“When I was a kid, I used to have these really bad night terrors,” says Riah. “They were so vivid that I’d wake up screaming, not sure what was real and what wasn’t.”
While those harrowing nightmares helped inspire Riah to become a songwriter, these days her career feels more like a dream come true. Just three years after releasing her debut single, the breakout star-in-the-making has already racked up nearly 50 million streams on Spotify, placed songs on hit television shows like Grey’s Anatomy, and performed for thousands at Coachella, all as a totally independent artist. Hailed by the New York Times for her “crisp songwriting” and praised by The Line of Best Fit as landing "somewhere between the Tove Lo, Broods, and Phoebe Ryan realm of atmospheric alternative pop,” Riah is a force to be reckoned with, the kind of mesmerizing vocalist whose sheer magnetism is matched only by her remarkable versatility. She writes with a piercing clarity and commands the stage as if she were born for the spotlight, but the truth is that it actually took a tremendous leap of faith to get the naturally introverted Riah near a microphone at all.
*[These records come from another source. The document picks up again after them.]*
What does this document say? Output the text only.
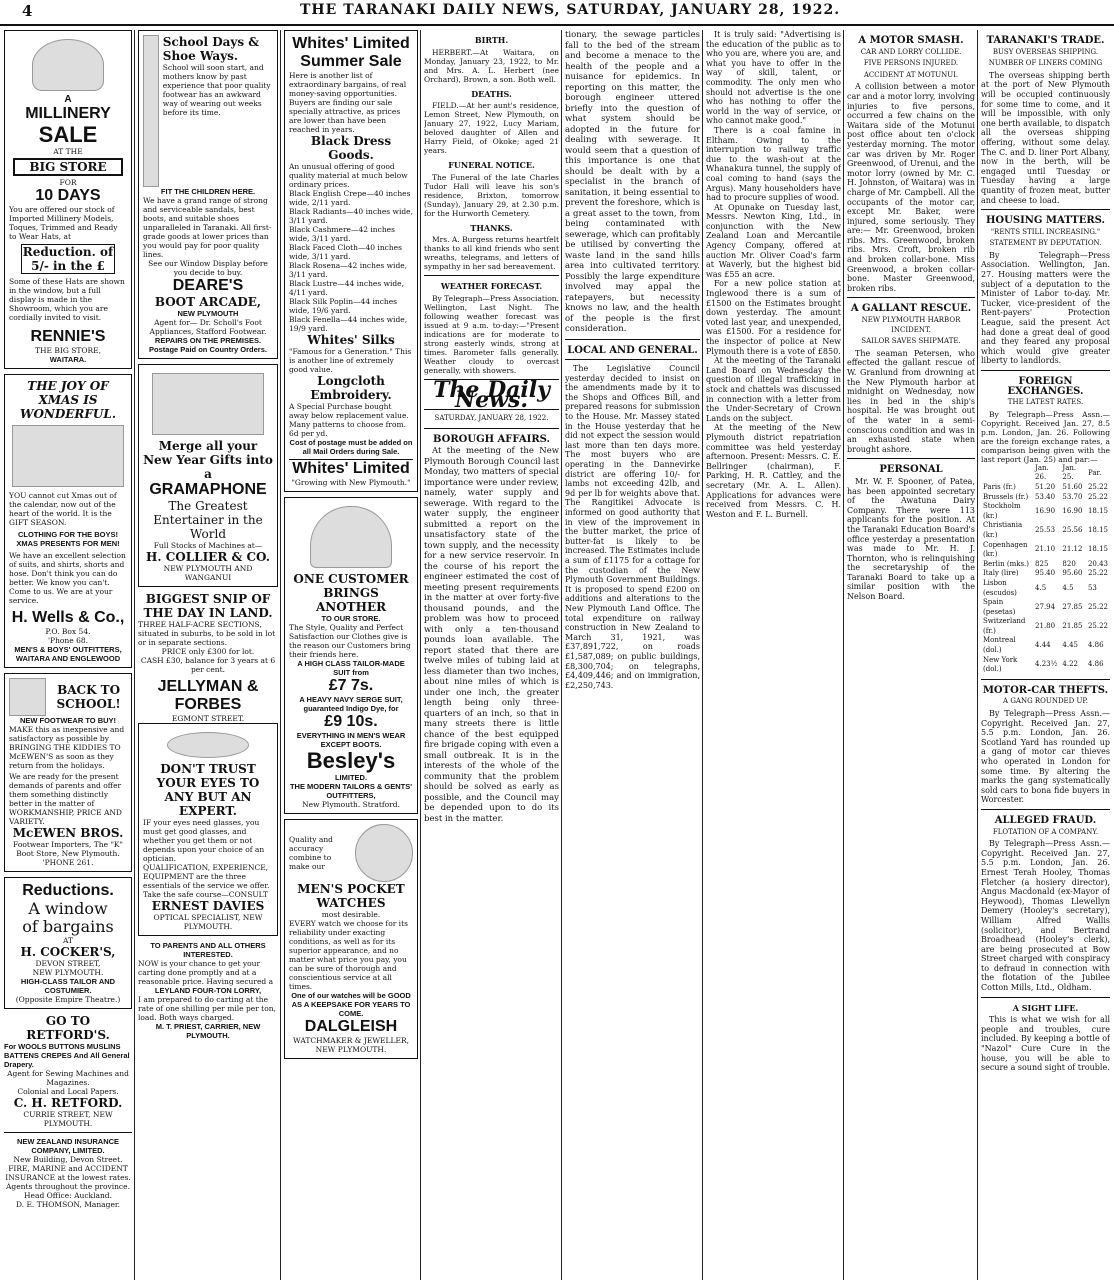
4	THE TARANAKI DAILY NEWS, SATURDAY, JANUARY 28, 1922.
A
MILLINERY
SALE
AT THE
BIG STORE
FOR
10 DAYS
You are offered our stock of Imported Millinery Models, Toques, Trimmed and Ready to Wear Hats, at
Reduction. of 5/- in the £
Some of these Hats are shown in the window, but a full display is made in the Showroom, which you are cordially invited to visit.
RENNIE'S
THE BIG STORE,
WAITARA.
THE JOY OF XMAS IS WONDERFUL.
YOU cannot cut Xmas out of the calendar, now out of the heart of the world. It is the GIFT SEASON.
CLOTHING FOR THE BOYS! XMAS PRESENTS FOR MEN!
We have an excellent selection of suits, and shirts, shorts and hose. Don't think you can do better. We know you can't. Come to us. We are at your service.
H. Wells & Co.,
P.O. Box 54.
'Phone 68.
MEN'S & BOYS' OUTFITTERS,
WAITARA AND ENGLEWOOD
BACK TO SCHOOL!
NEW FOOTWEAR TO BUY!
MAKE this as inexpensive and satisfactory as possible by BRINGING THE KIDDIES TO McEWEN'S as soon as they return from the holidays.
We are ready for the present demands of parents and offer them something distinctly better in the matter of WORKMANSHIP, PRICE AND VARIETY.
McEWEN BROS.
Footwear Importers, The "K" Boot Store, New Plymouth. 'PHONE 261.
Reductions.
A window
of bargains
AT
H. COCKER'S,
DEVON STREET,
NEW PLYMOUTH.
HIGH-CLASS TAILOR AND COSTUMIER.
(Opposite Empire Theatre.)
GO TO RETFORD'S.
For WOOLS BUTTONS MUSLINS BATTENS CREPES And All General Drapery.
Agent for Sewing Machines and Magazines.
Colonial and Local Papers.
C. H. RETFORD.
CURRIE STREET, NEW PLYMOUTH.
NEW ZEALAND INSURANCE COMPANY, LIMITED.
New Building, Devon Street.
FIRE, MARINE and ACCIDENT INSURANCE at the lowest rates. Agents throughout the province.
Head Office: Auckland.
D. E. THOMSON, Manager.
School Days & Shoe Ways.
School will soon start, and mothers know by past experience that poor quality footwear has an awkward way of wearing out weeks before its time.
FIT THE CHILDREN HERE.
We have a grand range of strong and serviceable sandals, best boots, and suitable shoes unparalleled in Taranaki. All first-grade goods at lower prices than you would pay for poor quality lines.
See our Window Display before you decide to buy.
DEARE'S
BOOT ARCADE,
NEW PLYMOUTH
Agent for— Dr. Scholl's Foot Appliances, Stafford Footwear.
REPAIRS ON THE PREMISES. Postage Paid on Country Orders.
Merge all your New Year Gifts into a
GRAMAPHONE
The Greatest Entertainer in the World
Full Stocks of Machines at—
H. COLLIER & CO.
NEW PLYMOUTH AND WANGANUI
BIGGEST SNIP OF THE DAY IN LAND.
THREE HALF-ACRE SECTIONS, situated in suburbs, to be sold in lot or in separate sections.
PRICE only £300 for lot.
CASH £30, balance for 3 years at 6 per cent.
JELLYMAN & FORBES
EGMONT STREET.
DON'T TRUST YOUR EYES TO ANY BUT AN EXPERT.
IF your eyes need glasses, you must get good glasses, and whether you get them or not depends upon your choice of an optician.
QUALIFICATION, EXPERIENCE, EQUIPMENT are the three essentials of the service we offer. Take the safe course—CONSULT
ERNEST DAVIES
OPTICAL SPECIALIST, NEW PLYMOUTH.
TO PARENTS AND ALL OTHERS INTERESTED.
NOW is your chance to get your carting done promptly and at a reasonable price. Having secured a
LEYLAND FOUR-TON LORRY,
I am prepared to do carting at the rate of one shilling per mile per ton, load. Both ways charged.
M. T. PRIEST, CARRIER, NEW PLYMOUTH.
Whites' Limited Summer Sale
Here is another list of extraordinary bargains, of real money-saving opportunities. Buyers are finding our sale specially attractive, as prices are lower than have been reached in years.
Black Dress Goods.
An unusual offering of good quality material at much below ordinary prices.
Black English Crepe—40 inches wide, 2/11 yard.
Black Radiants—40 inches wide, 3/11 yard.
Black Cashmere—42 inches wide, 3/11 yard.
Black Faced Cloth—40 inches wide, 3/11 yard.
Black Rosena—42 inches wide, 3/11 yard.
Black Lustre—44 inches wide, 4/11 yard.
Black Silk Poplin—44 inches wide, 19/6 yard.
Black Fenella—44 inches wide, 19/9 yard.
Whites' Silks
"Famous for a Generation." This is another line of extremely good value.
Longcloth Embroidery.
A Special Purchase bought away below replacement value. Many patterns to choose from. 6d per yd.
Cost of postage must be added on all Mail Orders during Sale.
Whites' Limited
"Growing with New Plymouth."
ONE CUSTOMER BRINGS ANOTHER
TO OUR STORE.
The Style, Quality and Perfect Satisfaction our Clothes give is the reason our Customers bring their friends here.
A HIGH CLASS TAILOR-MADE SUIT from
£7 7s.
A HEAVY NAVY SERGE SUIT, guaranteed Indigo Dye, for
£9 10s.
EVERYTHING IN MEN'S WEAR EXCEPT BOOTS.
Besley's
LIMITED.
THE MODERN TAILORS & GENTS' OUTFITTERS,
New Plymouth. Stratford.
Quality and accuracy combine to make our
MEN'S POCKET WATCHES
most desirable.
EVERY watch we choose for its reliability under exacting conditions, as well as for its superior appearance, and no matter what price you pay, you can be sure of thorough and conscientious service at all times.
One of our watches will be GOOD AS A KEEPSAKE FOR YEARS TO COME.
DALGLEISH
WATCHMAKER & JEWELLER, NEW PLYMOUTH.
BIRTH.

HERBERT.—At Waitara, on Monday, January 23, 1922, to Mr. and Mrs. A. L. Herbert (nee Orchard), Brown, a son. Both well.

DEATHS.

FIELD.—At her aunt's residence, Lemon Street, New Plymouth, on January 27, 1922, Lucy Mariam, beloved daughter of Allen and Harry Field, of Okoke; aged 21 years.

FUNERAL NOTICE.

The Funeral of the late Charles Tudor Hall will leave his son's residence, Brixton, tomorrow (Sunday), January 29, at 2.30 p.m. for the Hurworth Cemetery.

THANKS.

Mrs. A. Burgess returns heartfelt thanks to all kind friends who sent wreaths, telegrams, and letters of sympathy in her sad bereavement.

WEATHER FORECAST.

By Telegraph—Press Association. Wellington, Last Night. The following weather forecast was issued at 9 a.m. to-day:—"Present indications are for moderate to strong easterly winds, strong at times. Barometer falls generally. Weather cloudy to overcast generally, with showers.

The Daily News.
SATURDAY, JANUARY 28, 1922.
BOROUGH AFFAIRS.

At the meeting of the New Plymouth Borough Council last Monday, two matters of special importance were under review, namely, water supply and sewerage. With regard to the water supply, the engineer submitted a report on the unsatisfactory state of the town supply, and the necessity for a new service reservoir. In the course of his report the engineer estimated the cost of meeting present requirements in the matter at over forty-five thousand pounds, and the problem was how to proceed with only a ten-thousand pounds loan available. The report stated that there are twelve miles of tubing laid at less diameter than two inches, about nine miles of which is under one inch, the greater length being only three-quarters of an inch, so that in many streets there is little chance of the best equipped fire brigade coping with even a small outbreak. It is in the interests of the whole of the community that the problem should be solved as early as possible, and the Council may be depended upon to do its best in the matter.

tionary, the sewage particles fall to the bed of the stream and become a menace to the health of the people and a nuisance for epidemics. In reporting on this matter, the borough engineer uttered briefly into the question of what system should be adopted in the future for dealing with sewerage. It would seem that a question of this importance is one that should be dealt with by a specialist in the branch of sanitation, it being essential to prevent the foreshore, which is a great asset to the town, from being contaminated with sewerage, which can profitably be utilised by converting the waste land in the sand hills area into cultivated territory. Possibly the large expenditure involved may appal the ratepayers, but necessity knows no law, and the health of the people is the first consideration.

LOCAL AND GENERAL.

The Legislative Council yesterday decided to insist on the amendments made by it to the Shops and Offices Bill, and prepared reasons for submission to the House. Mr. Massey stated in the House yesterday that he did not expect the session would last more than ten days more. The most buyers who are operating in the Dannevirke district are offering 10/- for lambs not exceeding 42lb, and 9d per lb for weights above that. The Rangitikei Advocate is informed on good authority that in view of the improvement in the butter market, the price of butter-fat is likely to be increased. The Estimates include a sum of £1175 for a cottage for the custodian of the New Plymouth Government Buildings. It is proposed to spend £200 on additions and alterations to the New Plymouth Land Office. The total expenditure on railway construction in New Zealand to March 31, 1921, was £37,891,722, on roads £1,587,089; on public buildings, £8,300,704; on telegraphs, £4,409,446; and on immigration, £2,250,743.

It is truly said: "Advertising is the education of the public as to who you are, where you are, and what you have to offer in the way of skill, talent, or commodity. The only men who should not advertise is the one who has nothing to offer the world in the way of service, or who cannot make good."

There is a coal famine in Eltham. Owing to the interruption to railway traffic due to the wash-out at the Whanakura tunnel, the supply of coal coming to hand (says the Argus). Many householders have had to procure supplies of wood.

At Opunake on Tuesday last, Messrs. Newton King, Ltd., in conjunction with the New Zealand Loan and Mercantile Agency Company, offered at auction Mr. Oliver Coad's farm at Waverly, but the highest bid was £55 an acre.

For a new police station at Inglewood there is a sum of £1500 on the Estimates brought down yesterday. The amount voted last year, and unexpended, was £1500. For a residence for the inspector of police at New Plymouth there is a vote of £850.

At the meeting of the Taranaki Land Board on Wednesday the question of illegal trafficking in stock and chattels was discussed in connection with a letter from the Under-Secretary of Crown Lands on the subject.

At the meeting of the New Plymouth district repatriation committee was held yesterday afternoon. Present: Messrs. C. E. Bellringer (chairman), F. Parking, H. R. Cattley, and the secretary (Mr. A. L. Allen). Applications for advances were received from Messrs. C. H. Weston and F. L. Burnell.

A MOTOR SMASH.
CAR AND LORRY COLLIDE.
FIVE PERSONS INJURED.
ACCIDENT AT MOTUNUI.

A collision between a motor car and a motor lorry, involving injuries to five persons, occurred a few chains on the Waitara side of the Motunui post office about ten o'clock yesterday morning. The motor car was driven by Mr. Roger Greenwood, of Urenui, and the motor lorry (owned by Mr. C. H. Johnston, of Waitara) was in charge of Mr. Campbell. All the occupants of the motor car, except Mr. Baker, were injured, some seriously. They are:— Mr. Greenwood, broken ribs. Mrs. Greenwood, broken ribs. Mrs. Croft, broken rib and broken collar-bone. Miss Greenwood, a broken collar-bone. Master Greenwood, broken ribs.

A GALLANT RESCUE.
NEW PLYMOUTH HARBOR INCIDENT.
SAILOR SAVES SHIPMATE.

The seaman Petersen, who effected the gallant rescue of W. Granlund from drowning at the New Plymouth harbor at midnight on Wednesday, now lies in bed in the ship's hospital. He was brought out of the water in a semi-conscious condition and was in an exhausted state when brought ashore.

PERSONAL

Mr. W. F. Spooner, of Patea, has been appointed secretary of the Awatuna Dairy Company. There were 113 applicants for the position. At the Taranaki Education Board's office yesterday a presentation was made to Mr. H. J. Thornton, who is relinquishing the secretaryship of the Taranaki Board to take up a similar position with the Nelson Board.

TARANAKI'S TRADE.
BUSY OVERSEAS SHIPPING.
NUMBER OF LINERS COMING

The overseas shipping berth at the port of New Plymouth will be occupied continuously for some time to come, and it will be impossible, with only one berth available, to dispatch all the overseas shipping offering, without some delay. The C. and D. liner Port Albany, now in the berth, will be engaged until Tuesday or Tuesday having a large quantity of frozen meat, butter and cheese to load.

HOUSING MATTERS.
"RENTS STILL INCREASING."
STATEMENT BY DEPUTATION.

By Telegraph—Press Association. Wellington, Jan. 27. Housing matters were the subject of a deputation to the Minister of Labor to-day. Mr. Tucker, vice-president of the Rent-payers' Protection League, said the present Act had done a great deal of good and they feared any proposal which would give greater liberty to landlords.

FOREIGN EXCHANGES.
THE LATEST RATES.

By Telegraph—Press Assn.—Copyright. Received Jan. 27, 8.5 p.m. London, Jan. 26. Following are the foreign exchange rates, a comparison being given with the last report (Jan. 25) and par:—

	Jan. 26.	Jan. 25.	Par.
Paris (fr.)	51.20	51.60	25.22
Brussels (fr.)	53.40	53.70	25.22
Stockholm (kr.)	16.90	16.90	18.15
Christiania (kr.)	25.53	25.56	18.15
Copenhagen (kr.)	21.10	21.12	18.15
Berlin (mks.)	825	820	20.43
Italy (lire)	95.40	95.60	25.22
Lisbon (escudos)	4.5	4.5	53
Spain (pesetas)	27.94	27.85	25.22
Switzerland (fr.)	21.80	21.85	25.22
Montreal (dol.)	4.44	4.45	4.86
New York (dol.)	4.23½	4.22	4.86
MOTOR-CAR THEFTS.
A GANG ROUNDED UP.

By Telegraph—Press Assn.—Copyright. Received Jan. 27, 5.5 p.m. London, Jan. 26. Scotland Yard has rounded up a gang of motor car thieves who operated in London for some time. By altering the marks the gang systematically sold cars to bona fide buyers in Worcester.

ALLEGED FRAUD.
FLOTATION OF A COMPANY.

By Telegraph—Press Assn.—Copyright. Received Jan. 27, 5.5 p.m. London, Jan. 26. Ernest Terah Hooley, Thomas Fletcher (a hosiery director), Angus Macdonald (ex-Mayor of Heywood), Thomas Llewellyn Demery (Hooley's secretary), William Alfred Wallis (solicitor), and Bertrand Broadhead (Hooley's clerk), are being prosecuted at Bow Street charged with conspiracy to defraud in connection with the flotation of the Jubilee Cotton Mills, Ltd., Oldham.

A SIGHT LIFE.

This is what we wish for all people and troubles, cure included. By keeping a bottle of "Nazol" Cure Cure in the house, you will be able to secure a sound sight of trouble.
“I learned to play drums before I ever sang a note,” she explains. “Once I got serious about writing my own songs, though, it became difficult for me to imagine someone else singing them. I decided that if I wanted to share my heart in my music, I’d have to find the confidence and the passion to move to the front of the stage.”
That confidence and passion served Riah well in the studio, too. Recorded and written with longtime collaborator Chad Copelin (Sufjan Stevens, Ben Rector), her forthcoming debut EP is as honest as it is adventurous, mixing raw vulnerability with effortless swagger and bold, unpredictable arrangements. Lead single “Heartbreak Magic” is a minimalist pop masterpiece, one that’s equal parts haunting and playful in its delivery, while “Growing Up” boasts spellbinding vocals on top of a hypnotic groove designed to pull you straight out onto the dance floor.
“When I play these songs live, I want them to be as fun and funky and full as possible,” Riah says. “I want to bring people the kind of sounds and textures and experiences you can only get from having real instruments and a live band that’s living in the moment together onstage every night.”
In the end, that’s what it’s all about for Riah, chasing those singular moments when the artist and the audience are at once transported to another world, a world that blurs the lines between joy and sadness and ecstasy and heartbreak and fantasy and reality. Riah’s living in a dream these days, and she wants to take you there with her.